Website Downtime: How the Cloud Compares
Website downtime is an unfortunate eventuality that most businesses have to deal with at one time or another. However, there seems to be some misconception in the way that people view the cloud in regard to downtime and efficiency. Part of the reason for this is that periods of downtime in the cloud are public knowledge – developing an idea that cloud computing is regularly unreliable.
However, the truth is that cloud computing is equal to, if not better than on premise systems when it comes to dealing with sudden downtime. What’s more, the system also offers a host of other benefits too, from cost-effective management, to reliability and popularity.
Downtime within the Cloud
Anyone who has experience with cloud-based software knows the “Service Level Agreement”. In the SLA, the provider underlines a “guaranteed” percentage of up-time – the amount of time the system should run without interruption. Although it may be ideal to dream of a world where up-time is at 100%, the very nature of technology means that hurdles and problems with service delivery are inevitable.

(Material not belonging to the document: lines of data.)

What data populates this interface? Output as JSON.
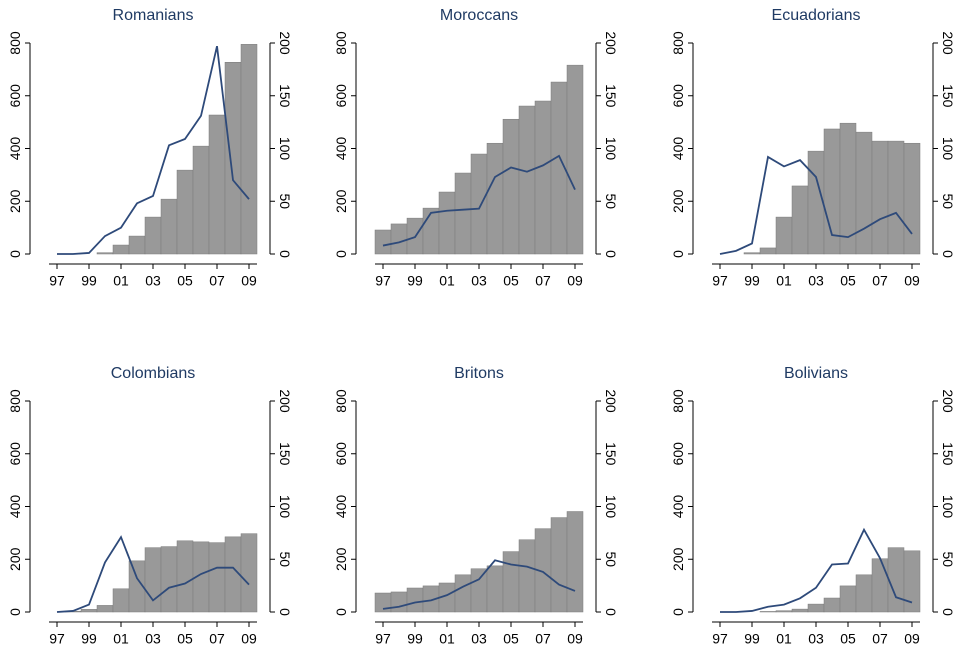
{
  "chart_data": [
    {
      "type": "combo",
      "title": "Romanians",
      "categories": [
        "97",
        null,
        "99",
        null,
        "01",
        null,
        "03",
        null,
        "05",
        null,
        "07",
        null,
        "09"
      ],
      "series": [
        {
          "type": "bar",
          "color": "#999999",
          "values": [
            0,
            0,
            0,
            5,
            34,
            68,
            140,
            208,
            318,
            409,
            527,
            727,
            795
          ]
        },
        {
          "type": "line",
          "axis": "y2",
          "color": "#2e4a7a",
          "values": [
            0,
            0,
            1,
            17,
            25,
            48,
            55,
            103,
            109,
            131,
            197,
            70,
            52
          ]
        }
      ],
      "ylim": [
        0,
        800
      ],
      "yticks": [
        0,
        200,
        400,
        600,
        800
      ],
      "y2lim": [
        0,
        200
      ],
      "y2ticks": [
        0,
        50,
        100,
        150,
        200
      ]
    },
    {
      "type": "combo",
      "title": "Moroccans",
      "categories": [
        "97",
        null,
        "99",
        null,
        "01",
        null,
        "03",
        null,
        "05",
        null,
        "07",
        null,
        "09"
      ],
      "series": [
        {
          "type": "bar",
          "color": "#999999",
          "values": [
            91,
            114,
            136,
            174,
            235,
            307,
            379,
            420,
            511,
            561,
            580,
            652,
            716
          ]
        },
        {
          "type": "line",
          "axis": "y2",
          "color": "#2e4a7a",
          "values": [
            8,
            11,
            16,
            39,
            41,
            42,
            43,
            73,
            82,
            78,
            84,
            93,
            61
          ]
        }
      ],
      "ylim": [
        0,
        800
      ],
      "yticks": [
        0,
        200,
        400,
        600,
        800
      ],
      "y2lim": [
        0,
        200
      ],
      "y2ticks": [
        0,
        50,
        100,
        150,
        200
      ]
    },
    {
      "type": "combo",
      "title": "Ecuadorians",
      "categories": [
        "97",
        null,
        "99",
        null,
        "01",
        null,
        "03",
        null,
        "05",
        null,
        "07",
        null,
        "09"
      ],
      "series": [
        {
          "type": "bar",
          "color": "#999999",
          "values": [
            0,
            0,
            5,
            23,
            140,
            258,
            390,
            474,
            496,
            462,
            428,
            428,
            420
          ]
        },
        {
          "type": "line",
          "axis": "y2",
          "color": "#2e4a7a",
          "values": [
            0,
            3,
            10,
            92,
            83,
            89,
            73,
            18,
            16,
            24,
            33,
            39,
            19
          ]
        }
      ],
      "ylim": [
        0,
        800
      ],
      "yticks": [
        0,
        200,
        400,
        600,
        800
      ],
      "y2lim": [
        0,
        200
      ],
      "y2ticks": [
        0,
        50,
        100,
        150,
        200
      ]
    },
    {
      "type": "combo",
      "title": "Colombians",
      "categories": [
        "97",
        null,
        "99",
        null,
        "01",
        null,
        "03",
        null,
        "05",
        null,
        "07",
        null,
        "09"
      ],
      "series": [
        {
          "type": "bar",
          "color": "#999999",
          "values": [
            0,
            3,
            10,
            25,
            88,
            194,
            244,
            248,
            270,
            266,
            263,
            285,
            297
          ]
        },
        {
          "type": "line",
          "axis": "y2",
          "color": "#2e4a7a",
          "values": [
            0,
            1,
            7,
            47,
            71,
            32,
            11,
            23,
            27,
            36,
            42,
            42,
            26
          ]
        }
      ],
      "ylim": [
        0,
        800
      ],
      "yticks": [
        0,
        200,
        400,
        600,
        800
      ],
      "y2lim": [
        0,
        200
      ],
      "y2ticks": [
        0,
        50,
        100,
        150,
        200
      ]
    },
    {
      "type": "combo",
      "title": "Britons",
      "categories": [
        "97",
        null,
        "99",
        null,
        "01",
        null,
        "03",
        null,
        "05",
        null,
        "07",
        null,
        "09"
      ],
      "series": [
        {
          "type": "bar",
          "color": "#999999",
          "values": [
            72,
            76,
            91,
            99,
            110,
            141,
            164,
            175,
            229,
            274,
            316,
            358,
            381
          ]
        },
        {
          "type": "line",
          "axis": "y2",
          "color": "#2e4a7a",
          "values": [
            3,
            5,
            9,
            11,
            16,
            24,
            31,
            49,
            45,
            43,
            38,
            26,
            20
          ]
        }
      ],
      "ylim": [
        0,
        800
      ],
      "yticks": [
        0,
        200,
        400,
        600,
        800
      ],
      "y2lim": [
        0,
        200
      ],
      "y2ticks": [
        0,
        50,
        100,
        150,
        200
      ]
    },
    {
      "type": "combo",
      "title": "Bolivians",
      "categories": [
        "97",
        null,
        "99",
        null,
        "01",
        null,
        "03",
        null,
        "05",
        null,
        "07",
        null,
        "09"
      ],
      "series": [
        {
          "type": "bar",
          "color": "#999999",
          "values": [
            0,
            0,
            0,
            2,
            5,
            11,
            30,
            53,
            99,
            141,
            202,
            244,
            232
          ]
        },
        {
          "type": "line",
          "axis": "y2",
          "color": "#2e4a7a",
          "values": [
            0,
            0,
            1,
            5,
            7,
            13,
            23,
            45,
            46,
            78,
            51,
            14,
            9
          ]
        }
      ],
      "ylim": [
        0,
        800
      ],
      "yticks": [
        0,
        200,
        400,
        600,
        800
      ],
      "y2lim": [
        0,
        200
      ],
      "y2ticks": [
        0,
        50,
        100,
        150,
        200
      ]
    }
  ]
}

When creating an SLA, most cloud vendors take unplanned outages and scheduled maintenance into account, and can still quote an up-time of around 99.9%. However, the media frequently draws attention to that other .1%. While, in the meantime, on premise systems work without any attention focused on the amount of time they stay in service, or the degree of downtime that customer’s experience.
As with their cloud counterparts, systems for on premise data hosting make plenty of promises regarding up-time, but when the outages occur – nobody really hears about it. In other words, the perception of the on premise model is often skewed. Similarly, the lack of coverage regarding on premise systems means that it’s difficult to compare data efficiently between the cloud, and other storage options.

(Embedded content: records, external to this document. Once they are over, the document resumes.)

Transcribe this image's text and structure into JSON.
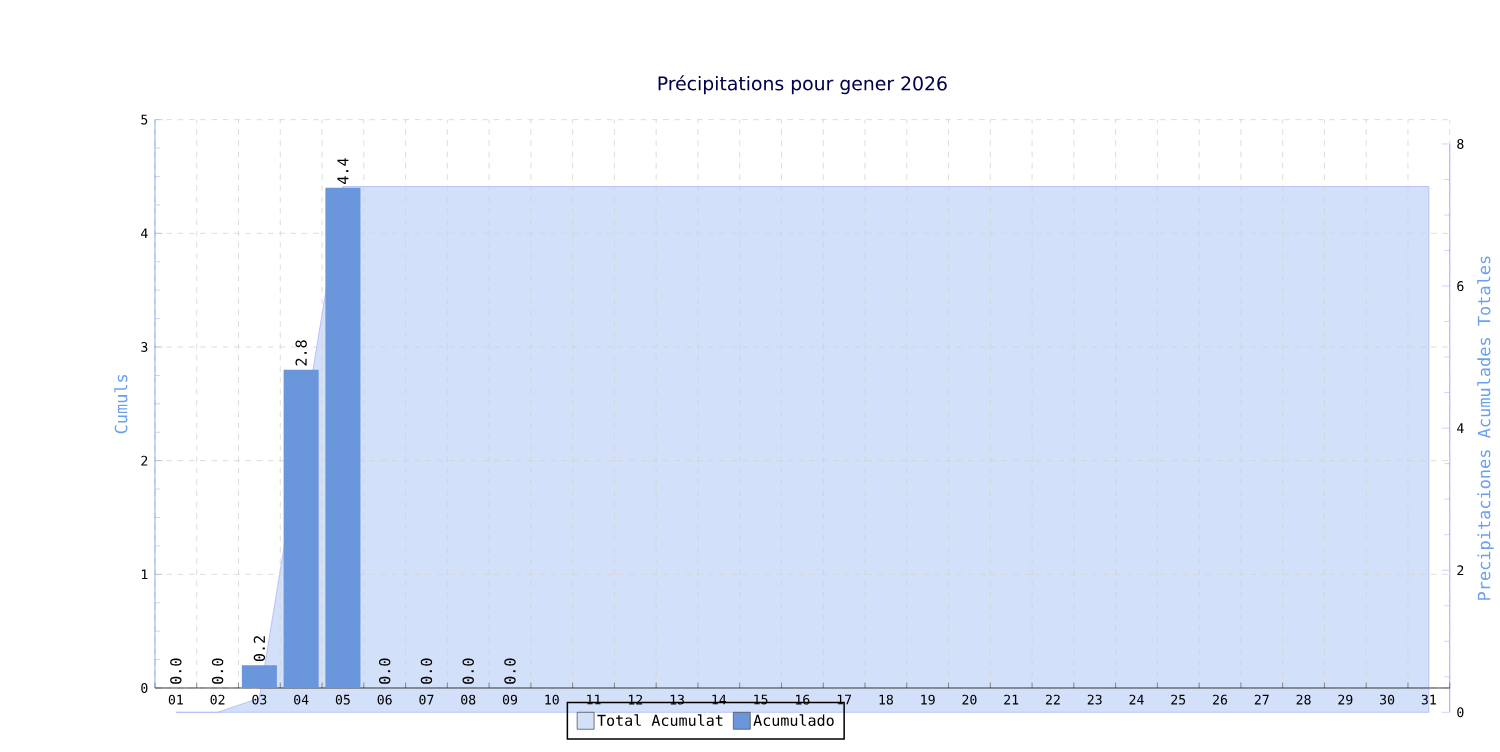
{
  "chart_data": {
    "type": "bar",
    "title": "Précipitations pour gener 2026",
    "ylabel": "Cumuls",
    "y2label": "Precipitaciones Acumulades Totales",
    "categories": [
      "01",
      "02",
      "03",
      "04",
      "05",
      "06",
      "07",
      "08",
      "09",
      "10",
      "11",
      "12",
      "13",
      "14",
      "15",
      "16",
      "17",
      "18",
      "19",
      "20",
      "21",
      "22",
      "23",
      "24",
      "25",
      "26",
      "27",
      "28",
      "29",
      "30",
      "31"
    ],
    "series": [
      {
        "name": "Total Acumulat",
        "type": "area",
        "axis": "y2",
        "color": "#d3e0f9",
        "values": [
          0,
          0,
          0.2,
          null,
          7.4,
          7.4,
          7.4,
          7.4,
          7.4,
          7.4,
          7.4,
          7.4,
          7.4,
          7.4,
          7.4,
          7.4,
          7.4,
          7.4,
          7.4,
          7.4,
          7.4,
          7.4,
          7.4,
          7.4,
          7.4,
          7.4,
          7.4,
          7.4,
          7.4,
          7.4,
          7.4
        ]
      },
      {
        "name": "Acumulado",
        "type": "bar",
        "color": "#6a96dc",
        "values": [
          0,
          0,
          0.2,
          2.8,
          4.4,
          0,
          0,
          0,
          0,
          null,
          null,
          null,
          null,
          null,
          null,
          null,
          null,
          null,
          null,
          null,
          null,
          null,
          null,
          null,
          null,
          null,
          null,
          null,
          null,
          null,
          null
        ],
        "value_labels": [
          "0.0",
          "0.0",
          "0.2",
          "2.8",
          "4.4",
          "0.0",
          "0.0",
          "0.0",
          "0.0",
          null,
          null,
          null,
          null,
          null,
          null,
          null,
          null,
          null,
          null,
          null,
          null,
          null,
          null,
          null,
          null,
          null,
          null,
          null,
          null,
          null,
          null
        ]
      }
    ],
    "ylim": [
      0,
      5
    ],
    "yticks": [
      0,
      1,
      2,
      3,
      4,
      5
    ],
    "y2lim": [
      0,
      8
    ],
    "y2ticks": [
      0,
      2,
      4,
      6,
      8
    ],
    "grid": true,
    "legend": "bottom"
  }
}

One study conducted by the Radicati Group in 2008 found that most popular email systems suffered an average of 30-60 minutes of downtime each month, as well as a further 36-90 minutes of scheduled downtime. This differs dramatically to the cloud-based Gmail’s total downtime of up to 15 minutes.
The Truth about Downtime
Regardless of where they are hosted, servers are capable of failing on occasion. However, what little research has been done into the comparison between cloud services and other alternatives suggests that cloud companies may be more efficient at getting back online after an outage, than companies who host their own servers.